Japan Geoscience Union Meeting 2021

Presentation information

[J] Poster

H (Human Geosciences ) » H-CG Complex & General

[H-CG23] Nuclear Energy and Geoscience

Sat. Jun 5, 2021 5:15 PM - 6:30 PM Ch.12

convener:Eiji Sasao(Tono Geoscience Center, Japan Atomic Energy Agency), Shinji Takeuchi(Department of Earth and Environmental Sciences, College of Humanities & Sciences, Nihon University), Takuma HASEGAWA(Central Research Institute of Electric Power Industry)

5:15 PM - 6:30 PM

[HCG23-P02] Three-dimensional resistivity distribution by magnetotelluric survey to evaluate the distribution of fossil seawater

*Naomi Satoh1, Akira Hayano1, Minoru Teshima2, Tateyuki Negi2, Terumasa Yamane3, Shinji Kawasaki3 (1.Japan Atomic Energy Agency, 2.Nittetsu Mining Consultants Co., Ltd., 3.JGI, Inc.)

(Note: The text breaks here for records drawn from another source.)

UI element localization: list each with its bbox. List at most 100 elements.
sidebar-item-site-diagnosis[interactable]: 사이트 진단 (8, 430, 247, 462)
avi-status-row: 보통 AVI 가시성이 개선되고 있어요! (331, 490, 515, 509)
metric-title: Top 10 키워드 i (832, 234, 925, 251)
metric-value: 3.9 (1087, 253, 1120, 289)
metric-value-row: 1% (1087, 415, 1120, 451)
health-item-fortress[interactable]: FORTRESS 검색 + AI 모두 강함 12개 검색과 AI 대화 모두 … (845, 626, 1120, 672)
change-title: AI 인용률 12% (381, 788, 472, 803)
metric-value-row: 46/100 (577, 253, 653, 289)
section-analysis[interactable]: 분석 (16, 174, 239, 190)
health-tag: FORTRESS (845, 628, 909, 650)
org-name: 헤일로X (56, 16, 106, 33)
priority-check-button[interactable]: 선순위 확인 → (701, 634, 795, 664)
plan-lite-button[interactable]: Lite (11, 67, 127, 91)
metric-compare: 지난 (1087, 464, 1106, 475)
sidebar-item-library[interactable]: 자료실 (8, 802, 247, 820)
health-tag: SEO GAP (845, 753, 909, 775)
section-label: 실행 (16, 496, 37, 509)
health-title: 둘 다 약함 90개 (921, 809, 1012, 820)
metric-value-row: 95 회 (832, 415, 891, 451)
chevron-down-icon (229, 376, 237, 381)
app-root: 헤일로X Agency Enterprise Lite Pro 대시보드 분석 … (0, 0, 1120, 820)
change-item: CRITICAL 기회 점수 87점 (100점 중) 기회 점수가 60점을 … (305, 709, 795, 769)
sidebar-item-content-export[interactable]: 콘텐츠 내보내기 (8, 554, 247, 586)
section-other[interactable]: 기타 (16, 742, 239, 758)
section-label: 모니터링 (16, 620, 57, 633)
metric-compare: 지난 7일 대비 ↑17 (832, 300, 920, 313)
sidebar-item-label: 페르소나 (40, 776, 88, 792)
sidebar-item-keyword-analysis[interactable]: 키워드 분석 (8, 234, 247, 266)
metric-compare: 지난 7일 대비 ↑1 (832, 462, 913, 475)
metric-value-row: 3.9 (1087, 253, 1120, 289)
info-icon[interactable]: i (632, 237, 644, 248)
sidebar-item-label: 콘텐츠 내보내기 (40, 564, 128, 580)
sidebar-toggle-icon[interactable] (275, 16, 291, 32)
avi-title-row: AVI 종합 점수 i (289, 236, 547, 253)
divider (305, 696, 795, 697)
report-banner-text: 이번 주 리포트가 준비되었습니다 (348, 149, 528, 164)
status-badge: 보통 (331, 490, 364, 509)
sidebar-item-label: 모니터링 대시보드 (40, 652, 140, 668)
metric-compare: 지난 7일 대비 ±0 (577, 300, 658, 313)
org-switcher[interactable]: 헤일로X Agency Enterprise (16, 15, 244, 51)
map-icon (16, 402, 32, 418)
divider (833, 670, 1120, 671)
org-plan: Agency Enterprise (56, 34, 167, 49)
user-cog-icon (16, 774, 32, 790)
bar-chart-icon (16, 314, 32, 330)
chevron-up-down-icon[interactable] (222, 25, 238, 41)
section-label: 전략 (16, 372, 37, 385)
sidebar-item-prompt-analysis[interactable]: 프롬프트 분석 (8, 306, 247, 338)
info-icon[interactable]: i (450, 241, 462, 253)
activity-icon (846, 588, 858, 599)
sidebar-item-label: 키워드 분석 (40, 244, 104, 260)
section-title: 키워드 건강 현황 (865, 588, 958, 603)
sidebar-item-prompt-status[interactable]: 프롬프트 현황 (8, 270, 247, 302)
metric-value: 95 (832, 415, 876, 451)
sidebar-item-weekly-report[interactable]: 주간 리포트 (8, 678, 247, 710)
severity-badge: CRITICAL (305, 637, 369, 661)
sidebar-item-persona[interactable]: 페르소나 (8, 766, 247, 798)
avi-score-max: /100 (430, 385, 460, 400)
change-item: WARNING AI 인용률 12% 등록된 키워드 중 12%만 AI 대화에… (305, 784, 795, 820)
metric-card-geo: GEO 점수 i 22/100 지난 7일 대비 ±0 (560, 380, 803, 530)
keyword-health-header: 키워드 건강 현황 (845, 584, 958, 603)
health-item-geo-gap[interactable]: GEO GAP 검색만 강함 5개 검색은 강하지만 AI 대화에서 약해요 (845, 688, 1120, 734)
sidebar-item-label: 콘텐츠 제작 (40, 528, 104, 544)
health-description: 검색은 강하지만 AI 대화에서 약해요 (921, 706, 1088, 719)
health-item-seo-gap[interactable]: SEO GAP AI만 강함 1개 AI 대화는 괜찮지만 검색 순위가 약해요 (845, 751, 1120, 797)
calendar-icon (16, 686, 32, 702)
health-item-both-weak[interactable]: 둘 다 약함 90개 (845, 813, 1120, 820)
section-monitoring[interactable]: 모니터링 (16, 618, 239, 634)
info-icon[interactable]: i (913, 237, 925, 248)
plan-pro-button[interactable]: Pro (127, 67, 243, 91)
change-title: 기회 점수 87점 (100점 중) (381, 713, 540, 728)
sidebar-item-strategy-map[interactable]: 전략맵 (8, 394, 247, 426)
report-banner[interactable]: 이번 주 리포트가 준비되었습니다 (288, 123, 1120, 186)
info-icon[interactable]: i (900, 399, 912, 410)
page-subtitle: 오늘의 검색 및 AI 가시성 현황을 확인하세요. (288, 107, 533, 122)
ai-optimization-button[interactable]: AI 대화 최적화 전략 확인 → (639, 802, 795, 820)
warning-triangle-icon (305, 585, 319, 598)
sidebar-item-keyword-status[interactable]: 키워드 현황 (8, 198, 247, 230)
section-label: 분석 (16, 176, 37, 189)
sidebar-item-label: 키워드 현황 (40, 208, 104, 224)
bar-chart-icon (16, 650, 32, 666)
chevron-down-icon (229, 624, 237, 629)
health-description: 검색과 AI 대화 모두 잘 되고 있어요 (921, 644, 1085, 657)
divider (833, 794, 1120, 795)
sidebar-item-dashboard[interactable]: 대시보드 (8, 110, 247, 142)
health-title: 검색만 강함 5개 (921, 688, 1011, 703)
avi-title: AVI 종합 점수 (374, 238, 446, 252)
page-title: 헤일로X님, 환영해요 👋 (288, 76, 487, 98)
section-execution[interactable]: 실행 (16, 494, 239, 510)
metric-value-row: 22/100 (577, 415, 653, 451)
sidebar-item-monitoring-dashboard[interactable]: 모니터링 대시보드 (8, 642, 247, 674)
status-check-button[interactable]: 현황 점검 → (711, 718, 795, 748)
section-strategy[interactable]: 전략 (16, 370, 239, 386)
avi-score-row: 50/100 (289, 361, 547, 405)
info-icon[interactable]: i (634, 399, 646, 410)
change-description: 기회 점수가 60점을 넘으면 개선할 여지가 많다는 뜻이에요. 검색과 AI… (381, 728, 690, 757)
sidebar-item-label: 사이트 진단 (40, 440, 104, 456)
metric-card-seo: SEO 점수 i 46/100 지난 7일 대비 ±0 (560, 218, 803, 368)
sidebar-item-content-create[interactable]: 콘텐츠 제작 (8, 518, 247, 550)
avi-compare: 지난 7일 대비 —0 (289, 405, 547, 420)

Keywords:Fossil seawater, Magnetotelluric survey, Neogene sedimentary rock, Geological disposal

Introduction
The hydrological regime with “a slow groundwater movement that minimizes the transport of radioactive materials” is considered one of the most suitable geological conditions in the site selection of the geological disposal of high-level radioactive waste [1]. Fossil seawater is groundwater whose composition has been altered during the burial diagenetic process but has not been affected by the infiltration of meteoric fresh water [2]. Its presence indicates that the groundwater movement of the area is sufficiently slow. Thus, developing a workflow in the geological disposal project for investigating the distribution of fossil seawater is essential to determine where groundwater movement is sufficiently slow.
This study reports the preliminary results of the magnetotelluric (MT) survey aiming to evaluate the three-dimensional distribution of fossil seawater in the Horonobe area that is composed of the Neogene sedimentary rocks. Moreover, fossil seawater is characterized by high salinity. Consequently, the low resistive domain obtained by the MT survey can provide information about its distribution [3]. The audio-magnetotelluric (AMT) survey, where the depth of exploration is shallow, was applied in most of the previous electromagnetic surveys conducted in the Horonobe area. This study applied the MT survey, which can explore the deeper layers with high accuracy, to improve the resolution of fossil seawater distribution.

Materials and methods
The survey was conducted in a 9-km2 area adjacent to the Horonobe Underground Research Laboratory of Japan Atomic Energy Agency. Moreover, 60 points were arranged in a grid pattern within the area to effectively estimate the three-dimensional distribution of fossil seawater. Consequently, the MT data were obtained at each point. In the three-dimensional inversion, 99 points including 39 existing points were used to estimate the resistivity distribution.

Results and future perspective
The overall distribution of resistivity was generally low, consistent with the geology of the Horonobe area, which consists mainly of mudstone and shale. However, resistivity appeared to vary following the geological structure. The resistivity was relatively high (>10 Ω-m) until 50 m in depth, while it was relatively lower (1–5 Ω-m) at a depth of 50–1,000 m. The area adjacent to the Omagari Fault showed higher resistivity compared to the surrounding area, suggesting the infiltration of meteoric fresh water preferentially along the Omagari Fault similar to the previous AMT survey [4]. The Yuchi Formation, an upper stratum distributed to the southwest part of the survey area, also showed high resistivity, which may be due to the groundwater recharge.
Examining a more optimal resistivity distribution considering the geological structure is necessary for future work. Furthermore, the integration of the MT survey with borehole investigations is a critical issue to estimate the three-dimensional distribution of fossil seawater.

This study was conducted as a part of the project on “FY2020 Development and Improvement on groundwater flow evaluation technic in rock” funded by the Japanese Ministry of Economy, Trade and Industry.

[1] Nuclear Waste Management Organization of Japan, 2011, NUMO-TR-13-05.
[2] Muramatsue et al., 2016, J. Hot Spring Sci., 65, 216-233.
[3] Mizuno et al., 2017, 58, 178-187.
[4] Ishii et al., 2006, Jour. Geol. Soc. Japan, 112, 301-314.